Itu mustahil. Finlay memberi isyarat dengan tangannya, yakin akan kemenangan, dan ribuan ksatria kegelapan melangkah ke arah kami. Sebagai perbandingan, kami hanya dua. Satu Regresor yang lemah, dan satu orang yang sejak awal tak berdaya.

“Krgh…! Dengan sebanyak itu…!”

Kekhawatiran terpancar di mata sang Regresor. Meskipun ia masih belum mampu mengendalikan energi yang bergejolak di dalam dirinya, ia mencoba bangkit, terhuyung-huyung.

“Tetap duduk sebentar.”

Aku menendang bagian belakang lututnya dan membuatnya jatuh lagi. Dia menjerit lagi dengan nyaring.

“Ahh?!”

Lalu aku mengusap daguku, pura-pura berpikir. Di tengah napas yang tersengal-sengal, ia berbicara kepadaku di dekat kakiku.

“Kamu… tidak bisa menang…”

“Memang, aku tidak akan bisa menang. Itu sebabnya…”

Lupakan saja menghadapi legiun, tiga ksatria kegelapan saja sudah cukup untuk menghabisiku. Padahal aku seharusnya menang melawan jumlah itu? Itu mustahil sejak awal. Karena itu, rencanaku sudah ditentukan.

Aku menghadap Regresor untuk menyampaikan keputusan aku.

“Aku akan membunyikan panggilannya, oke?”

“… Oke.”

Sang Regresor ragu menggunakan metode ini, khawatir vampir itu akan hancur berkeping-keping. Tapi aku tahu lebih baik.

Aku merogoh saku. Terlalu mudah menemukan apa yang kuinginkan karena isinya tidak banyak.

“Baiklah. Lihat ini? Ini… akan membunuhmu.”

Aku mengeluarkan sebuah bel. Sebuah bel kecil. Lonceng yang biasa kupanggil Azzy untuk makan.

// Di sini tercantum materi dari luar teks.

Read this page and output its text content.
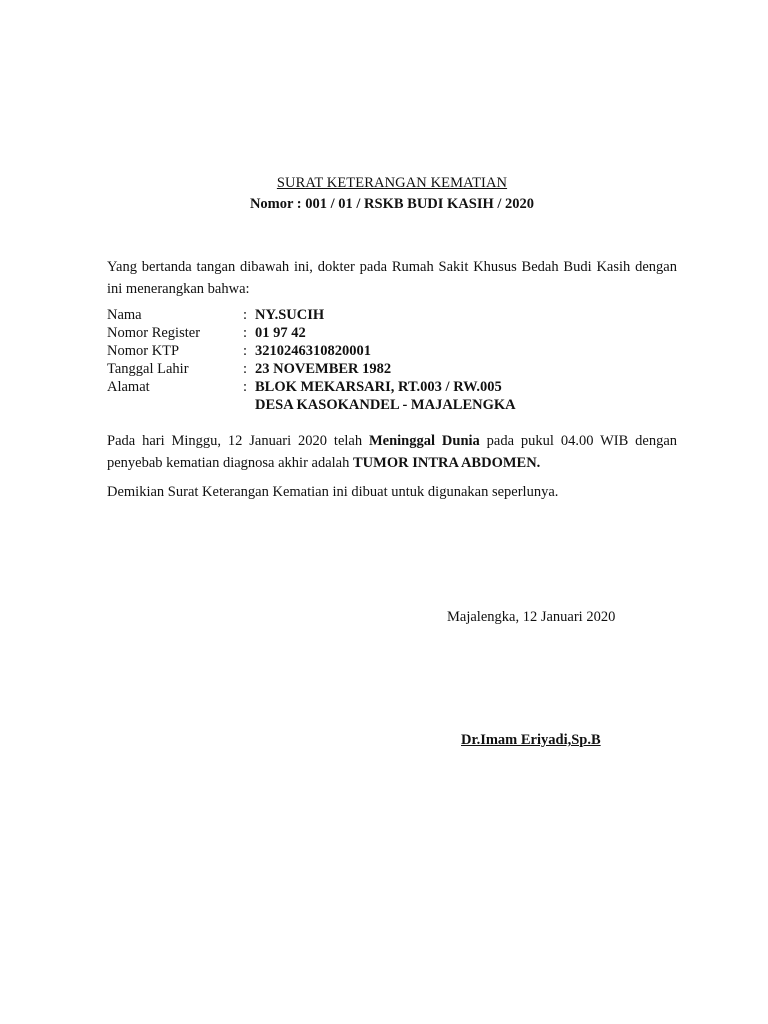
SURAT KETERANGAN KEMATIAN
Nomor : 001 / 01 / RSKB BUDI KASIH / 2020
Yang bertanda tangan dibawah ini, dokter pada Rumah Sakit Khusus Bedah Budi Kasih dengan ini menerangkan bahwa:
Nama	: NY.SUCIH
Nomor Register	: 01 97 42
Nomor KTP	: 3210246310820001
Tanggal Lahir	: 23 NOVEMBER 1982
Alamat	: BLOK MEKARSARI, RT.003 / RW.005
DESA KASOKANDEL - MAJALENGKA
Pada hari Minggu, 12 Januari 2020 telah Meninggal Dunia pada pukul 04.00 WIB dengan penyebab kematian diagnosa akhir adalah TUMOR INTRA ABDOMEN.
Demikian Surat Keterangan Kematian ini dibuat untuk digunakan seperlunya.
Majalengka, 12 Januari 2020
Dr.Imam Eriyadi,Sp.B
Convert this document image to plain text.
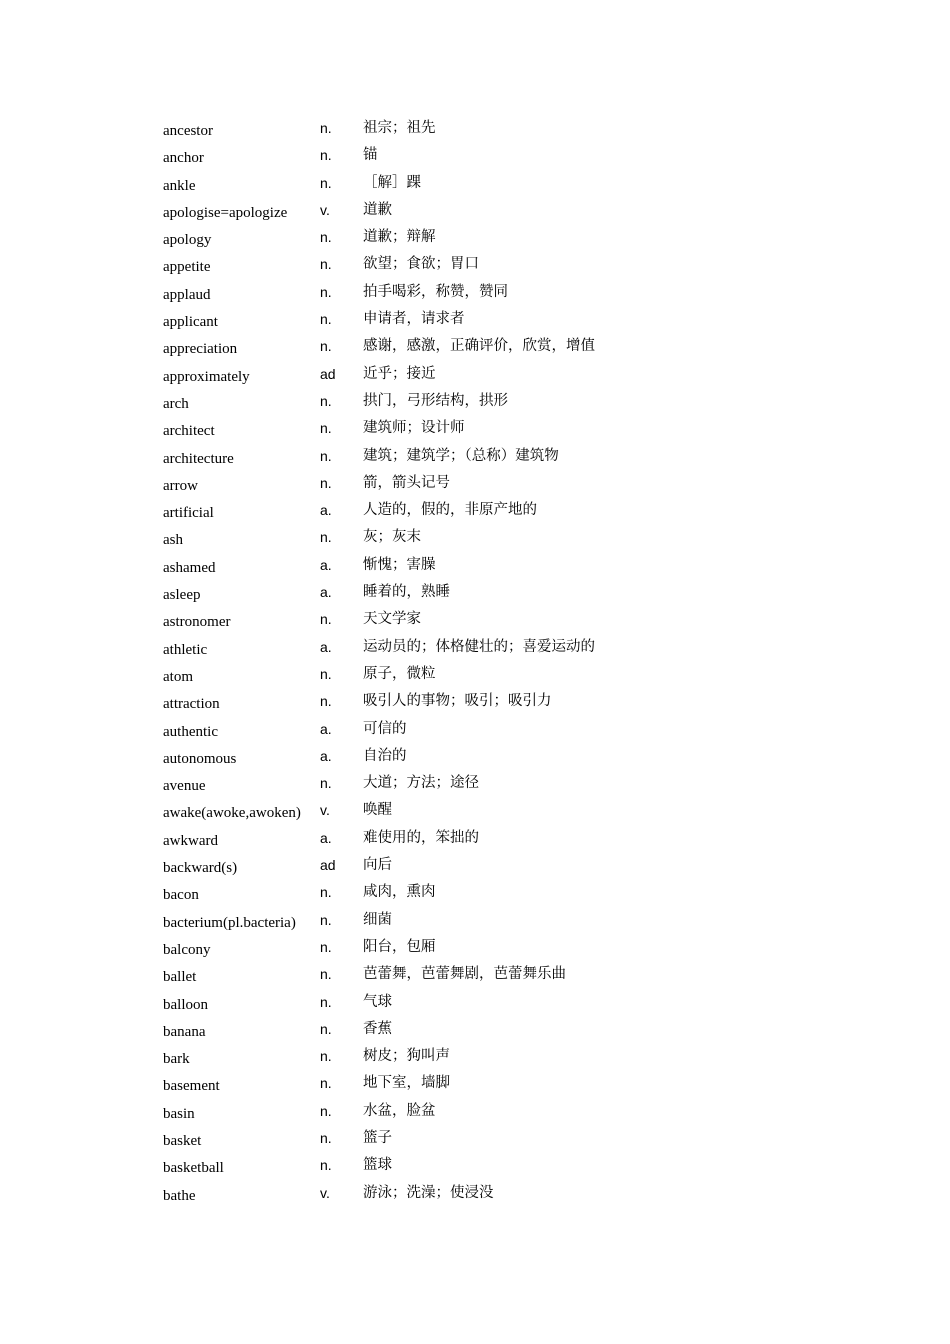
ancestor	n. 祖宗；祖先
anchor	n. 锚
ankle	n. ［解］踝
apologise=apologize	v. 道歉
apology	n. 道歉；辩解
appetite	n. 欲望；食欲；胃口
applaud	n. 拍手喝彩，称赞，赞同
applicant	n. 申请者，请求者
appreciation	n. 感谢，感激，正确评价，欣赏，增值
approximately	ad 近乎；接近
arch	n. 拱门，弓形结构，拱形
architect	n. 建筑师；设计师
architecture	n. 建筑；建筑学；（总称）建筑物
arrow	n. 箭，箭头记号
artificial	a. 人造的，假的，非原产地的
ash	n. 灰；灰末
ashamed	a. 惭愧；害臊
asleep	a. 睡着的，熟睡
astronomer	n. 天文学家
athletic	a. 运动员的；体格健壮的；喜爱运动的
atom	n. 原子，微粒
attraction	n. 吸引人的事物；吸引；吸引力
authentic	a. 可信的
autonomous	a. 自治的
avenue	n. 大道；方法；途径
awake(awoke,awoken)	v. 唤醒
awkward	a. 难使用的，笨拙的
backward(s)	ad 向后
bacon	n. 咸肉，熏肉
bacterium(pl.bacteria)	n. 细菌
balcony	n. 阳台，包厢
ballet	n. 芭蕾舞，芭蕾舞剧，芭蕾舞乐曲
balloon	n. 气球
banana	n. 香蕉
bark	n. 树皮；狗叫声
basement	n. 地下室，墙脚
basin	n. 水盆，脸盆
basket	n. 篮子
basketball	n. 篮球
bathe	v. 游泳；洗澡；使浸没
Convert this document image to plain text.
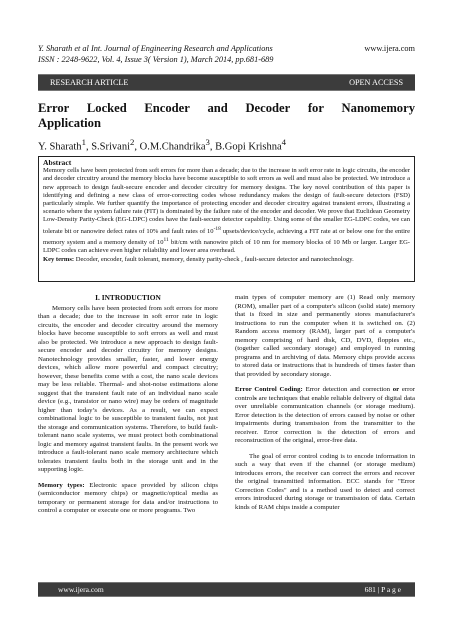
Y. Sharath et al Int. Journal of Engineering Research and Applications
ISSN : 2248-9622, Vol. 4, Issue 3( Version 1), March 2014, pp.681-689
www.ijera.com
RESEARCH ARTICLE	OPEN ACCESS
Error Locked Encoder and Decoder for Nanomemory
Application
Y. Sharath$^1$, S.Srivani$^2$, O.M.Chandrika$^3$, B.Gopi Krishna$^4$
Abstract
Memory cells have been protected from soft errors for more than a decade; due to the increase in soft error rate in logic circuits, the encoder and decoder circuitry around the memory blocks have become susceptible to soft errors as well and must also be protected. We introduce a new approach to design fault-secure encoder and decoder circuitry for memory designs. The key novel contribution of this paper is identifying and defining a new class of error-correcting codes whose redundancy makes the design of fault-secure detectors (FSD) particularly simple. We further quantify the importance of protecting encoder and decoder circuitry against transient errors, illustrating a scenario where the system failure rate (FIT) is dominated by the failure rate of the encoder and decoder. We prove that Euclidean Geometry Low-Density Parity-Check (EG-LDPC) codes have the fault-secure detector capability. Using some of the smaller EG-LDPC codes, we can tolerate bit or nanowire defect rates of 10% and fault rates of $10^{-18}$ upsets/device/cycle, achieving a FIT rate at or below one for the entire memory system and a memory density of $10^{11}$ bit/cm with nanowire pitch of 10 nm for memory blocks of 10 Mb or larger. Larger EG-LDPC codes can achieve even higher reliability and lower area overhead.
Key terms: Decoder, encoder, fault tolerant, memory, density parity-check , fault-secure detector and nanotechnology.
I. INTRODUCTION

Memory cells have been protected from soft errors for more than a decade; due to the increase in soft error rate in logic circuits, the encoder and decoder circuitry around the memory blocks have become susceptible to soft errors as well and must also be protected. We introduce a new approach to design fault-secure encoder and decoder circuitry for memory designs. Nanotechnology provides smaller, faster, and lower energy devices, which allow more powerful and compact circuitry; however, these benefits come with a cost, the nano scale devices may be less reliable. Thermal- and shot-noise estimations alone suggest that the transient fault rate of an individual nano scale device (e.g., transistor or nano wire) may be orders of magnitude higher than today’s devices. As a result, we can expect combinational logic to be susceptible to transient faults, not just the storage and communication systems. Therefore, to build fault-tolerant nano scale systems, we must protect both combinational logic and memory against transient faults. In the present work we introduce a fault-tolerant nano scale memory architecture which tolerates transient faults both in the storage unit and in the supporting logic.

Memory types: Electronic space provided by silicon chips (semiconductor memory chips) or magnetic/optical media as temporary or permanent storage for data and/or instructions to control a computer or execute one or more programs. Two

main types of computer memory are (1) Read only memory (ROM), smaller part of a computer's silicon (solid state) memory that is fixed in size and permanently stores manufacturer's instructions to run the computer when it is switched on. (2) Random access memory (RAM), larger part of a computer's memory comprising of hard disk, CD, DVD, floppies etc., (together called secondary storage) and employed in running programs and in archiving of data. Memory chips provide access to stored data or instructions that is hundreds of times faster than that provided by secondary storage.

Error Control Coding: Error detection and correction or error controls are techniques that enable reliable delivery of digital data over unreliable communication channels (or storage medium). Error detection is the detection of errors caused by noise or other impairments during transmission from the transmitter to the receiver. Error correction is the detection of errors and reconstruction of the original, error-free data.

The goal of error control coding is to encode information in such a way that even if the channel (or storage medium) introduces errors, the receiver can correct the errors and recover the original transmitted information. ECC stands for "Error Correction Codes" and is a method used to detect and correct errors introduced during storage or transmission of data. Certain kinds of RAM chips inside a computer

www.ijera.com	681 | P a g e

Aku mengangkat bel tinggi-tinggi dengan satu tangan dan menggoyangkannya ke kiri dan ke kanan. Dingle-dingle. Sebuah lonceng yang jernih, kecil, dan halus pun terdengar. Namun, suara itu segera terkubur di bawah tawa histeris Finlay.

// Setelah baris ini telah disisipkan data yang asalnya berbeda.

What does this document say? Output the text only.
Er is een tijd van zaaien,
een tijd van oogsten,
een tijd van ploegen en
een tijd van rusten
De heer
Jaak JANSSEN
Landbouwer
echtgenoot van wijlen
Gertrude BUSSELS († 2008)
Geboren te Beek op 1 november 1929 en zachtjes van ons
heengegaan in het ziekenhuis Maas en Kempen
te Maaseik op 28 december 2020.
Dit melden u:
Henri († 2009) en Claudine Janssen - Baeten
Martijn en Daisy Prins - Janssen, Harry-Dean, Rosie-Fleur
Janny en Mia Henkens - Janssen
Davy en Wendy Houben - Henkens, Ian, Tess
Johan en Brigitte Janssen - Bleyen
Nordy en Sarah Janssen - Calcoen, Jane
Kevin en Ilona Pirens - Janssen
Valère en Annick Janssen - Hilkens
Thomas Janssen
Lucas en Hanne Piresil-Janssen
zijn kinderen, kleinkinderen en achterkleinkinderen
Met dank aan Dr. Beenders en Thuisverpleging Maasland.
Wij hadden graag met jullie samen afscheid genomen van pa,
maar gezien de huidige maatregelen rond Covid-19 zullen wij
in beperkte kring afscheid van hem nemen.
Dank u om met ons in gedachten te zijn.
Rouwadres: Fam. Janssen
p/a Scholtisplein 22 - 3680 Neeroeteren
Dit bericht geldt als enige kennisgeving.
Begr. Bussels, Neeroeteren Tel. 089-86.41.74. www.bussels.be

“Hahaha! Apa maksudmu membunyikan lonceng? Apa itu semacam lonceng dewa? Sia-sia!”

Dia mengejekku dengan keras.

“Acar bawang putih, ya? Bagaimana kalau kuberi kau rasa obatmu sendiri?! Kau akan digantung terbalik dan darahmu akan terkuras! Aku akan menghancurkanmu di tempatmu berdiri, bersama bel—”

“Grrr.”

Suara Finlay tiba-tiba berhenti. Seolah-olah telah menyaksikan kematian, ia menoleh kaku ke arah sumber geraman itu.

Aku mengangkat bahu dan memanggil pendatang baru itu.

“Nah, Azzy. Orang jahat itu sedang menindas kita.”

Suara lonceng terdengar lemah di tengah kegelapan yang menyeramkan dan percikan darah yang dingin, tetapi cukup keras untuk didengar oleh Dog King.

“Grrr.”

Pipinya yang berkedut meregang hingga batasnya saat ia memamerkan semua giginya. Setiap inci tubuhnya berdiri tegak, rambut dan ekornya, seolah-olah dipenuhi duri. Ia memelototi Finlay dengan penuh kebencian. Hilang sudah kecerahan hangat dari wajahnya.

Azzy sang Dog King melangkah maju, memancarkan amarah.